Every online community eventually faces the same turning point: someone crosses a line, and there’s no rulebook to point to. Whether you’re running a fan group, a gaming platform, or a brand page, community guidelines examples from established companies can save you months of trial and error, and a lot of headaches.
At WeClub Entertainment, we learned this firsthand. Our platform brings together fans of local celebrity performances, live concert shows, and interactive entertainment across Malaysia. That mix of passionate fans and real-time interaction means we needed clear, enforceable community rules from day one. Without them, comment sections spiral, trust erodes, and the experience suffers for everyone.
The thing is, writing community guidelines from scratch feels overwhelming. You want rules that actually protect your members without sounding like a legal document nobody reads. That’s why studying what other brands have done works so well, you get a practical starting point, then adapt it to fit your community’s culture and needs.
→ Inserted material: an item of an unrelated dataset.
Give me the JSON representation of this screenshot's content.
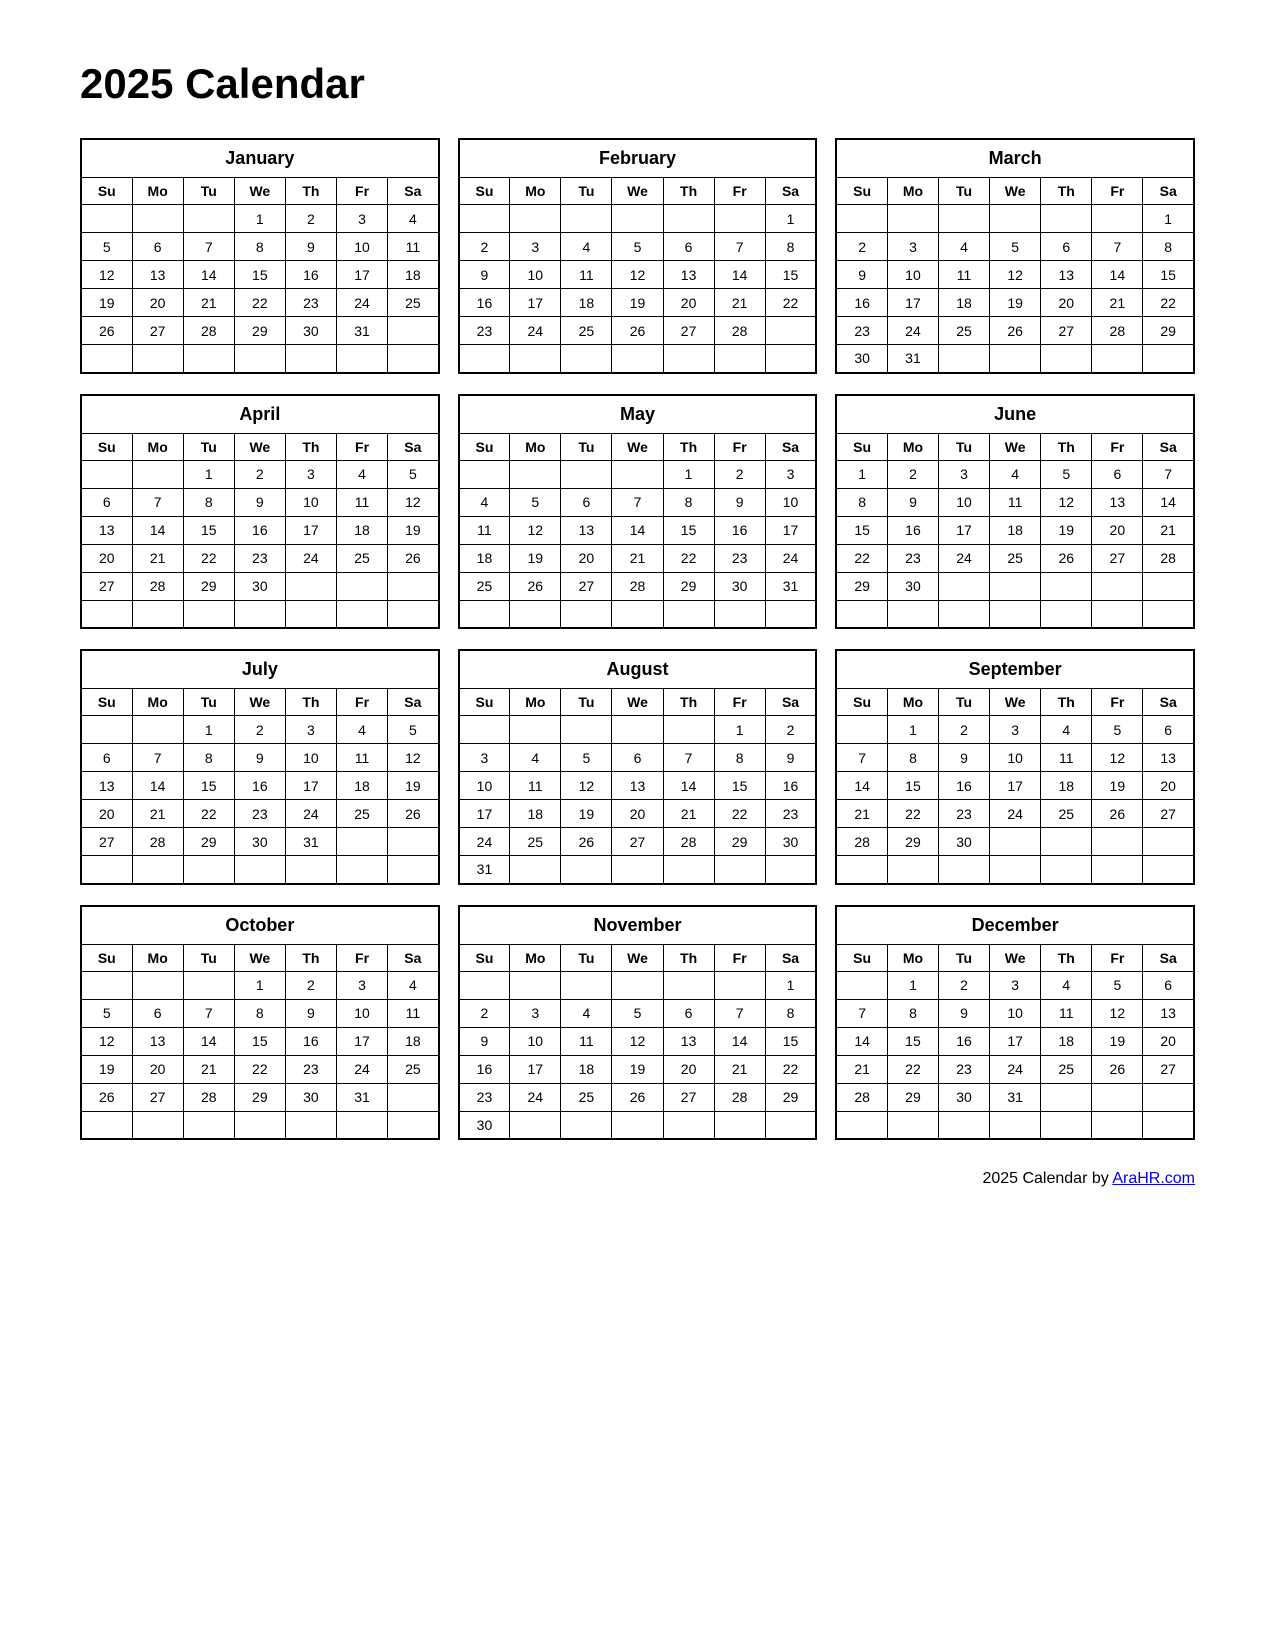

This article breaks down 10 real community guidelines examples from brands that got it right. For each one, you’ll see what makes it effective, what you can borrow, and how to shape it for your own platform, whether you’re managing a Discord server, a social media fan page, or an entertainment community like ours.
1. WeClub Entertainment
WeClub Entertainment runs live celebrity concert shows and interactive mini-games for fans across Malaysia. The platform blends real-time audience interaction with entertainment and gaming features, which means the community guidelines need to cover a wide range of behaviors, from how fans engage during a live performance to how they treat each other while competing in games.
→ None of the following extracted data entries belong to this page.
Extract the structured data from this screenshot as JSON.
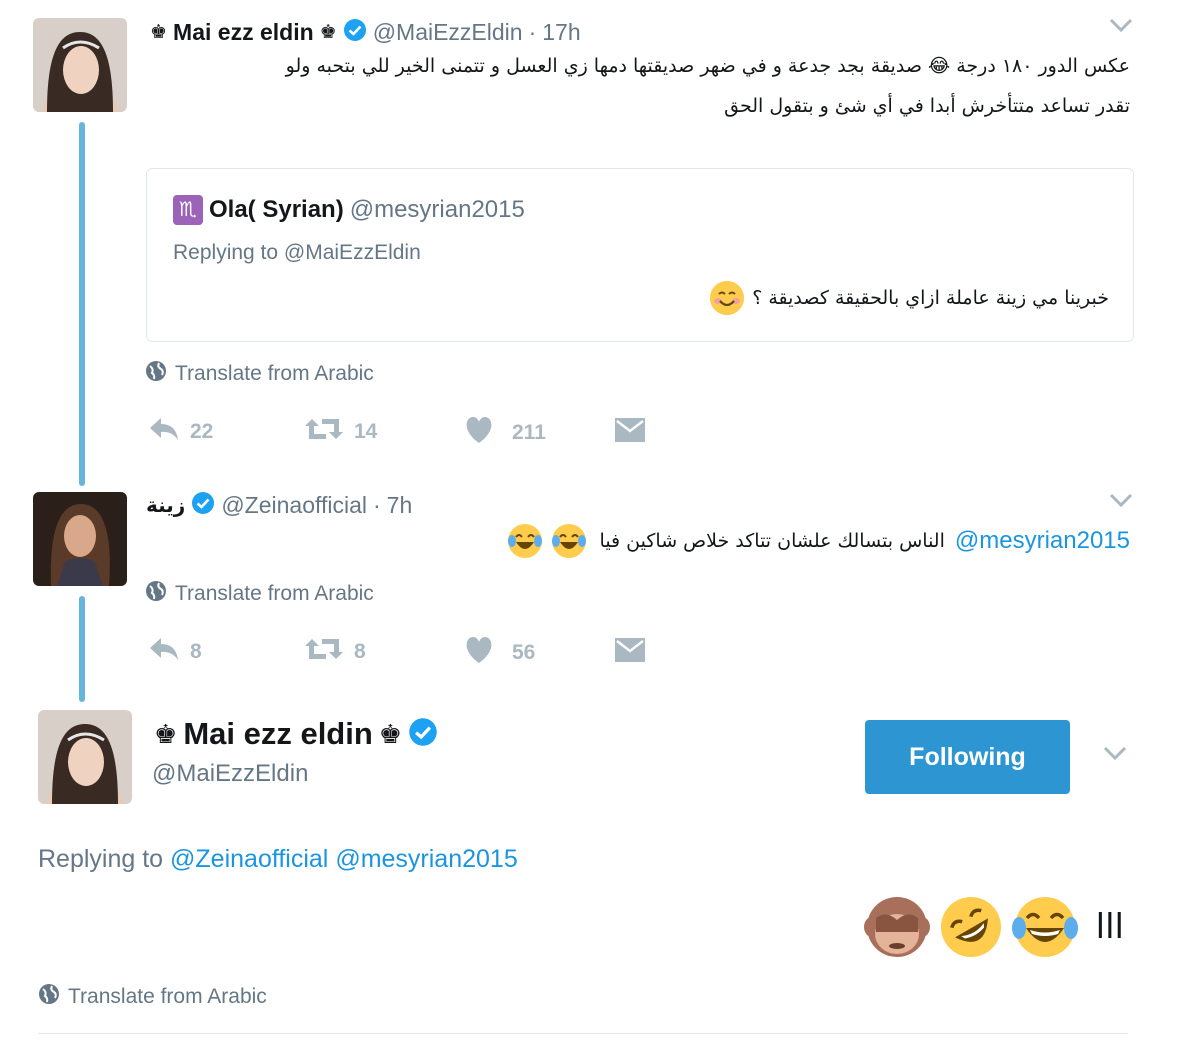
{
  "tweet1": {
    "name": "Mai ezz eldin",
    "handle": "@MaiEzzEldin",
    "time": "17h",
    "text_line1": "عكس الدور ١٨٠ درجة 😂 صديقة بجد جدعة و في ضهر صديقتها دمها زي العسل و تتمنى الخير للي بتحبه ولو",
    "text_line2": "تقدر تساعد متتأخرش أبدا في أي شئ و بتقول الحق",
    "quote": {
      "name": "Ola( Syrian)",
      "handle": "@mesyrian2015",
      "replying_prefix": "Replying to ",
      "replying_to": "@MaiEzzEldin",
      "text": "خبرينا مي زينة عاملة ازاي بالحقيقة كصديقة ؟"
    },
    "translate": "Translate from Arabic",
    "replies": "22",
    "retweets": "14",
    "likes": "211"
  },
  "tweet2": {
    "name": "زينة",
    "handle": "@Zeinaofficial",
    "time": "7h",
    "mention": "@mesyrian2015",
    "text": "الناس بتسالك علشان تتاكد خلاص شاكين فيا",
    "translate": "Translate from Arabic",
    "replies": "8",
    "retweets": "8",
    "likes": "56"
  },
  "main_tweet": {
    "name": "Mai ezz eldin",
    "handle": "@MaiEzzEldin",
    "follow_label": "Following",
    "replying_prefix": "Replying to ",
    "replying_to_1": "@Zeinaofficial",
    "replying_to_2": "@mesyrian2015",
    "text": "ااا",
    "translate": "Translate from Arabic"
  },
  "colors": {
    "accent": "#1b95e0",
    "follow_button": "#2d96d2",
    "thread_line": "#67b4dc",
    "verified": "#1da1f2",
    "muted": "#657786",
    "icon_gray": "#aab8c2"
  },
  "icons": [
    "crown-icon",
    "verified-badge-icon",
    "chevron-down-icon",
    "globe-icon",
    "reply-icon",
    "retweet-icon",
    "heart-icon",
    "direct-message-icon",
    "scorpio-icon",
    "tears-of-joy-emoji",
    "smiling-emoji",
    "rolling-laughing-emoji",
    "see-no-evil-monkey-emoji"
  ]
}
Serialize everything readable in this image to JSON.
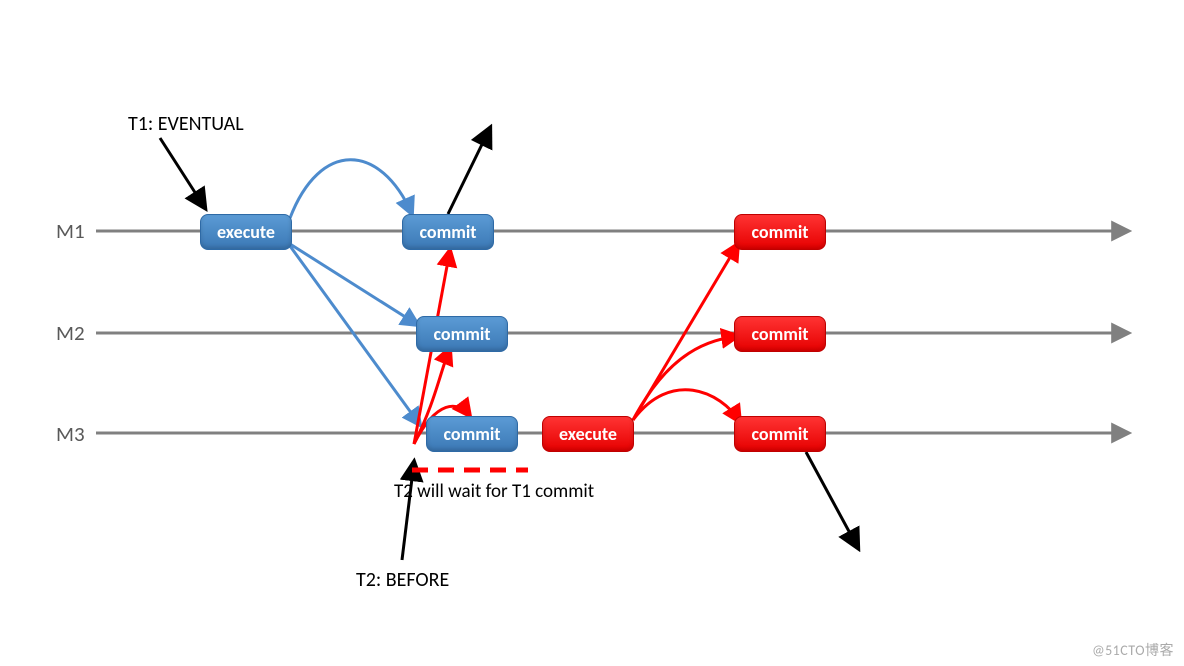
{
  "lanes": {
    "m1": "M1",
    "m2": "M2",
    "m3": "M3"
  },
  "t1": {
    "label": "T1: EVENTUAL",
    "execute": "execute",
    "commit_m1": "commit",
    "commit_m2": "commit",
    "commit_m3": "commit"
  },
  "t2": {
    "label": "T2: BEFORE",
    "execute": "execute",
    "commit_m1": "commit",
    "commit_m2": "commit",
    "commit_m3": "commit",
    "wait_note": "T2 will wait for T1 commit"
  },
  "watermark": "@51CTO博客",
  "colors": {
    "blue": "#4d8bcd",
    "red": "#ff0000",
    "axis": "#808080"
  }
}
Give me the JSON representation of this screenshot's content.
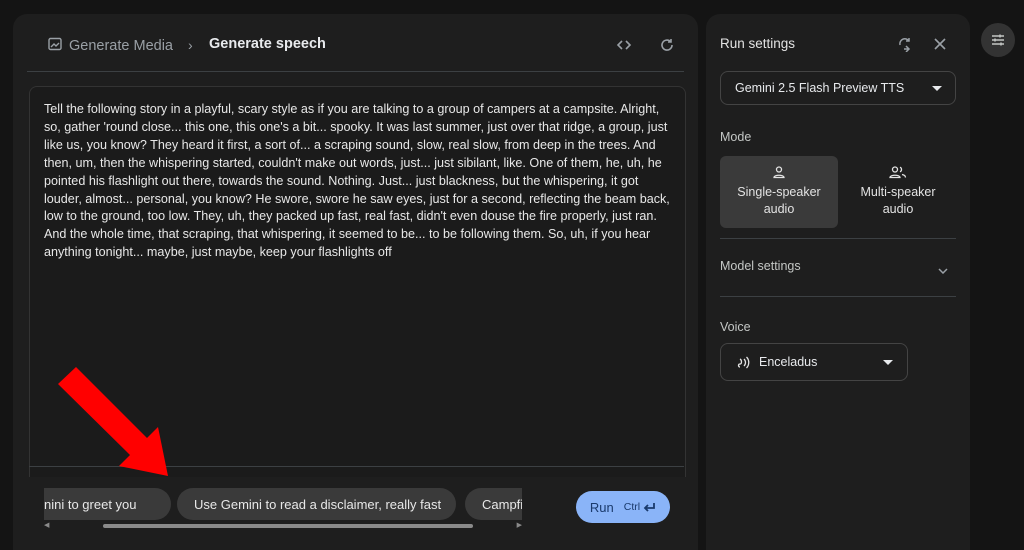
{
  "header": {
    "parent_label": "Generate Media",
    "title": "Generate speech"
  },
  "prompt": {
    "text": "Tell the following story in a playful, scary style as if you are talking to a group of campers at a campsite. Alright, so, gather 'round close... this one, this one's a bit... spooky. It was last summer, just over that ridge, a group, just like us, you know? They heard it first, a sort of... a scraping sound, slow, real slow, from deep in the trees. And then, um, then the whispering started, couldn't make out words, just... just sibilant, like. One of them, he, uh, he pointed his flashlight out there, towards the sound. Nothing. Just... just blackness, but the whispering, it got louder, almost... personal, you know? He swore, swore he saw eyes, just for a second, reflecting the beam back, low to the ground, too low. They, uh, they packed up fast, real fast, didn't even douse the fire properly, just ran. And the whole time, that scraping, that whispering, it seemed to be... to be following them. So, uh, if you hear anything tonight... maybe, just maybe, keep your flashlights off"
  },
  "suggestions": [
    "nini to greet you",
    "Use Gemini to read a disclaimer, really fast",
    "Campfire"
  ],
  "run": {
    "label": "Run",
    "shortcut": "Ctrl"
  },
  "settings": {
    "title": "Run settings",
    "model": "Gemini 2.5 Flash Preview TTS",
    "mode_label": "Mode",
    "modes": [
      {
        "line1": "Single-speaker",
        "line2": "audio",
        "selected": true
      },
      {
        "line1": "Multi-speaker",
        "line2": "audio",
        "selected": false
      }
    ],
    "model_settings_label": "Model settings",
    "voice_label": "Voice",
    "voice": "Enceladus"
  },
  "colors": {
    "accent": "#8ab4f8",
    "annotation_arrow": "#ff0000",
    "background": "#141414",
    "panel": "#1e1e1e"
  },
  "icons": [
    "image-icon",
    "chevron-right-icon",
    "code-icon",
    "refresh-icon",
    "compare-icon",
    "close-icon",
    "enter-key-icon",
    "person-icon",
    "people-icon",
    "chevron-down-icon",
    "voice-icon",
    "tune-icon"
  ]
}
Why this guideline set fits entertainment and gaming
Entertainment and gaming communities carry high emotional stakes. Fans get excited, competitive, and sometimes personal in ways that office productivity forums never do. WeClub’s guidelines account for live performance contexts and gaming conduct at the same time, which makes them a strong reference if you run any platform where emotion and competition happen in the same space.
A single, unified ruleset that covers both passive content viewing and active participation keeps enforcement consistent and prevents loopholes that members will eventually find.
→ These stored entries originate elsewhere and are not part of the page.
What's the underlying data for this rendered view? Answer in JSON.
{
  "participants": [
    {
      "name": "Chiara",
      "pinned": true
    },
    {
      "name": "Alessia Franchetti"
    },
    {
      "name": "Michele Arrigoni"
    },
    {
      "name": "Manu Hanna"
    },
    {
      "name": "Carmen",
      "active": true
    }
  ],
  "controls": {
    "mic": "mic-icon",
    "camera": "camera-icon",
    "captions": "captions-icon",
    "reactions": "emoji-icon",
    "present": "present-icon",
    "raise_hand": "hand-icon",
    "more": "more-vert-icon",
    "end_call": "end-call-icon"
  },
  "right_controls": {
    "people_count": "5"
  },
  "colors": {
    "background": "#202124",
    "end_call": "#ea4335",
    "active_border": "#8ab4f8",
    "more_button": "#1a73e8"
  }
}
Copy-ready rules for live shows, chat, and mini-games
Adapting existing community guidelines examples is faster than writing from scratch. Below are the core rules WeClub applies. Adjust the language to match your platform’s tone:
- Respect the performers and other fans. Avoid comments that target a celebrity’s appearance, background, or personal life.
- No spam in live chats. Posting the same message more than twice in a short window disrupts the experience for every other member in the room.
- Keep game interactions fair. Do not attempt to manipulate outcomes, exploit system errors, or interfere with another member’s session.
- Follow responsible gaming practices. If the platform includes real-money components, you must observe all posted spending limits and age requirements.
- No unsolicited promotions. Advertising third-party services or personal accounts in comment sections or game chats is not allowed.
These five rules address the most common friction points in any entertainment or gaming community. Start with this list, then add rules specific to features your platform offers that WeClub’s does not.
Moderation and enforcement approach
WeClub applies a tiered enforcement model to keep consequences proportional. A first violation typically produces a warning message. Repeat or serious violations result in a temporary suspension, while deliberate abuse or fraud triggers permanent removal. Publishing these tiers openly gives members a clear picture of consequences before they act, which tends to reduce the number of issues you have to handle in the first place.
2. YouTube
YouTube manages over 500 hours of video uploaded every minute, making it the largest video platform on the planet. Its community guidelines cover a remarkably wide range of behaviors, from spam and deceptive content to violent speech and child safety. For any brand building a public-facing entertainment or content community, YouTube’s approach gives you one of the most battle-tested community guidelines examples available.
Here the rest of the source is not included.